HOME  ⁄  Nasional

Eks Direktur Kementan Jalani Sidang Perdana Kasus Perjalanan Dinas Fiktif dengan Kerugian Negara Rp5,94 Miliar

Oleh Ahmad Yusuf
SHARE   :

Eks Direktur Kementan Jalani Sidang Perdana Kasus Perjalanan Dinas Fiktif dengan Kerugian Negara Rp5,94 Miliar
Foto: (Sumber :Arsip-Direktur Pembiayaan Pertanian Direktorat Jenderal Prasarana dan Sarana Pertanian Kementan Indah Megahwati (ketiga dari kiri) saat diskusi tentang UMKM hijau di Universitas Indonesia, Depok, Kamis (02/10/2023). (ANTARA/Rizka Khaerunnisa).)
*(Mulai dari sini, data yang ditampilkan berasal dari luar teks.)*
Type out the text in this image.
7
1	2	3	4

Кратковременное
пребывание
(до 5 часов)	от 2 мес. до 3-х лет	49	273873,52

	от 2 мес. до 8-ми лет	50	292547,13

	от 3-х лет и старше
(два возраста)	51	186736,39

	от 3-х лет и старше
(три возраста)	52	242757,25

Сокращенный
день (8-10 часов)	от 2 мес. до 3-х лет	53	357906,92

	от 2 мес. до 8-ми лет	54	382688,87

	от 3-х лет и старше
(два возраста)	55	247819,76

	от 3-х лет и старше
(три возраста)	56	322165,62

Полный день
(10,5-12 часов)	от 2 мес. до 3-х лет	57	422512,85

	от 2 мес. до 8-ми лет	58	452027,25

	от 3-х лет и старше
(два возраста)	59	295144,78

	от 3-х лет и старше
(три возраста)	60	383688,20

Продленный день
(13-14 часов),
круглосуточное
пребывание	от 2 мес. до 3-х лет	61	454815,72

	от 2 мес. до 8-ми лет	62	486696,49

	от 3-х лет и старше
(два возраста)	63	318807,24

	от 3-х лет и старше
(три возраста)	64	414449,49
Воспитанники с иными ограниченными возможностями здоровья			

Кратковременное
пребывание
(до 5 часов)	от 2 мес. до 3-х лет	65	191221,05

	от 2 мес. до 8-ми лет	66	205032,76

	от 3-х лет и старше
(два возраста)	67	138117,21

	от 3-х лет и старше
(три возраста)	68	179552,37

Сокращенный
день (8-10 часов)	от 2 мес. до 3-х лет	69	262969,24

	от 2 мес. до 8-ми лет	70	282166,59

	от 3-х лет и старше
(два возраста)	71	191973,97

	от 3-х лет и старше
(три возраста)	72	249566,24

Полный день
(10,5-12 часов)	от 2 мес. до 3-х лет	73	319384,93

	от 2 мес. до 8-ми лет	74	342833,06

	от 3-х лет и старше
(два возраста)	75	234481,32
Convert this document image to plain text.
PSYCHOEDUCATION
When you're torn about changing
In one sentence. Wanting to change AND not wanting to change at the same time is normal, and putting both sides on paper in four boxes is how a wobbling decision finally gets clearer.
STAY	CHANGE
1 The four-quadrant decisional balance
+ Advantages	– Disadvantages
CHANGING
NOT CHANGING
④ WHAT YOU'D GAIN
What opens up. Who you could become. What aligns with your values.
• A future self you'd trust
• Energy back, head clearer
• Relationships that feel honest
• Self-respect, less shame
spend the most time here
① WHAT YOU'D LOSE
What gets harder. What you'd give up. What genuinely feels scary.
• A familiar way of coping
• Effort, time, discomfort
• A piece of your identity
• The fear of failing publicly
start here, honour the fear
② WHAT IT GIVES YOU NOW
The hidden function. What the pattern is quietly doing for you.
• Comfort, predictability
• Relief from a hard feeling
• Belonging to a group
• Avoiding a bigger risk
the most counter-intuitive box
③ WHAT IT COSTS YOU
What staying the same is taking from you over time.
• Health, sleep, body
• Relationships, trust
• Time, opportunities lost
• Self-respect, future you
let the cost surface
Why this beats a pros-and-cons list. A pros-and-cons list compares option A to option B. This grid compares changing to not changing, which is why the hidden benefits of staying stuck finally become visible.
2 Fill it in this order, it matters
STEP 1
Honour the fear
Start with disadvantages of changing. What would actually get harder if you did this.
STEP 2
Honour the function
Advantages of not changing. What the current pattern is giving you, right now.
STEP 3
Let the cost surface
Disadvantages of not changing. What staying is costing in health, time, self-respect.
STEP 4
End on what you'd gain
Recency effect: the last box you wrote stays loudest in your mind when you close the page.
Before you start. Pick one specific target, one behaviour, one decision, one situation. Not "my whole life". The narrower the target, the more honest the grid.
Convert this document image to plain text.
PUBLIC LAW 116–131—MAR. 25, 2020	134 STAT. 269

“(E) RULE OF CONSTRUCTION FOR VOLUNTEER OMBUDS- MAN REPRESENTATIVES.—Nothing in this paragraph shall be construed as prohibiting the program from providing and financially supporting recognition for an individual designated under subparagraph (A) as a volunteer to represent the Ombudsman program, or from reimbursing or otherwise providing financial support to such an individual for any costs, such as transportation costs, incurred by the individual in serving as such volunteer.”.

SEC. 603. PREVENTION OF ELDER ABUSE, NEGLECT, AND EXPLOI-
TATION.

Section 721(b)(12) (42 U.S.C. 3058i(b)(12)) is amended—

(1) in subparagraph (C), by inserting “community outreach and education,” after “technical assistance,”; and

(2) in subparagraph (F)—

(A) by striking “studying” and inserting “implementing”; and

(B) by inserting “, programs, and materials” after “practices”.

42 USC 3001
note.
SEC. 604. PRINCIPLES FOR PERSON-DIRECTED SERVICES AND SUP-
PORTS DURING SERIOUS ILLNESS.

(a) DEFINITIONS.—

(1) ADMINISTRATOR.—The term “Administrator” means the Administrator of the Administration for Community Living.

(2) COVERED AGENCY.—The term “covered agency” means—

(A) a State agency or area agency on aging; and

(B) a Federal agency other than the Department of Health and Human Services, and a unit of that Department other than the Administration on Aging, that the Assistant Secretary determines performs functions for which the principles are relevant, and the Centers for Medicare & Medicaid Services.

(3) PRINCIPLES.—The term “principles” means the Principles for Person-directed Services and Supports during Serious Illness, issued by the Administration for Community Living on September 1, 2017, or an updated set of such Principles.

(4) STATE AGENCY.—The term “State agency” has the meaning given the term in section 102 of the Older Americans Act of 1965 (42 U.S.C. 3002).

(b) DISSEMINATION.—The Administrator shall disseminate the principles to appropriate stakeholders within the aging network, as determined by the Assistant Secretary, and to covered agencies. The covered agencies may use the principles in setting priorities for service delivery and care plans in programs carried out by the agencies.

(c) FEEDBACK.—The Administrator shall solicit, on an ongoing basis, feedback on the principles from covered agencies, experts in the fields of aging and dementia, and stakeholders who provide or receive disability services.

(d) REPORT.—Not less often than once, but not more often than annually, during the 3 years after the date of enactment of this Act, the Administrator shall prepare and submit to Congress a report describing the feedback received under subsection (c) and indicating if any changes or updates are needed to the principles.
Pantau - Mantan Direktur Pembiayaan Pertanian pada Ditjen Prasarana dan Sarana Pertanian Kementerian Pertanian (Kementan) Indah Megahwati menjalani sidang perdana kasus dugaan korupsi perjalanan dinas fiktif di Pengadilan Tindak Pidana Korupsi pada Pengadilan Negeri Jakarta Pusat, Selasa (15/9/2026).

Berdasarkan Sistem Informasi Penelusuran Perkara (SIPP), sidang perdana dijadwalkan berlangsung pukul 10.00 WIB di ruang Muhammad Hatta Ali dengan agenda pembacaan dakwaan.

"Indah Megahwati (kasus perjalanan fiktif Kementan), agenda sidang dakwaan," kata Juru Bicara PN Jakpus Andi Saputra kepada wartawan.

Mantan Bendahara Pengeluaran Pembantu Kementan Deny Suryawan Kussadono juga dijadwalkan mendengarkan pembacaan surat dakwaan dalam persidangan yang sama.

Majelis hakim yang menangani perkara tersebut dipimpin Eryusman dengan Khusnul Khotimah dan Mardiantos sebagai hakim anggota.

Kerugian Negara Capai Rp5,94 Miliar

Penyidik Polda Metro Jaya sebelumnya menyebut kerugian negara dalam dugaan korupsi yang melibatkan mantan pegawai Kementan tersebut mencapai Rp5,94 miliar berdasarkan audit Badan Pengawasan Keuangan dan Pembangunan (BPKP) DKI Jakarta.

Kabid Humas Polda Metro Jaya Kombes Pol Budi Hermanto mengatakan perkara berawal dari pengaduan resmi Kementan kepada Polda Metro Jaya yang disertai hasil audit BPKP DKI Jakarta.

"Ada pengaduan dari satu kementerian/lembaga kepada Polda Metro Jaya, dengan melampirkan hasil audit BPKP DKI Jakarta, dengan nominal kerugian terkait Surat Perjalanan Dinas sebesar Rp9 miliar," kata Budi di Jakarta, Rabu (28/1).

Penyidik kemudian menemukan kerugian negara sebesar Rp5,94 miliar setelah melakukan pendalaman, pemeriksaan saksi dan barang bukti, serta audit lanjutan.

"Seluruh proses hukum, termasuk penetapan kerugian negara, dilakukan berdasarkan hasil audit resmi," ujar Budi.

Dua Tersangka Telah Ditetapkan

Penyidik telah menetapkan dua tersangka dalam perkara tersebut, yakni Indah Megahwati dan Deny Suryawan Kussadono.

Dugaan tindak pidana korupsi perjalanan dinas fiktif tersebut disebut terjadi dalam rentang 2020 hingga 2024 dan hingga kini masih terus dikembangkan.

Polda Metro Jaya juga menegaskan tidak terdapat praktik pemerasan oleh penyidik dalam proses penanganan perkara tersebut.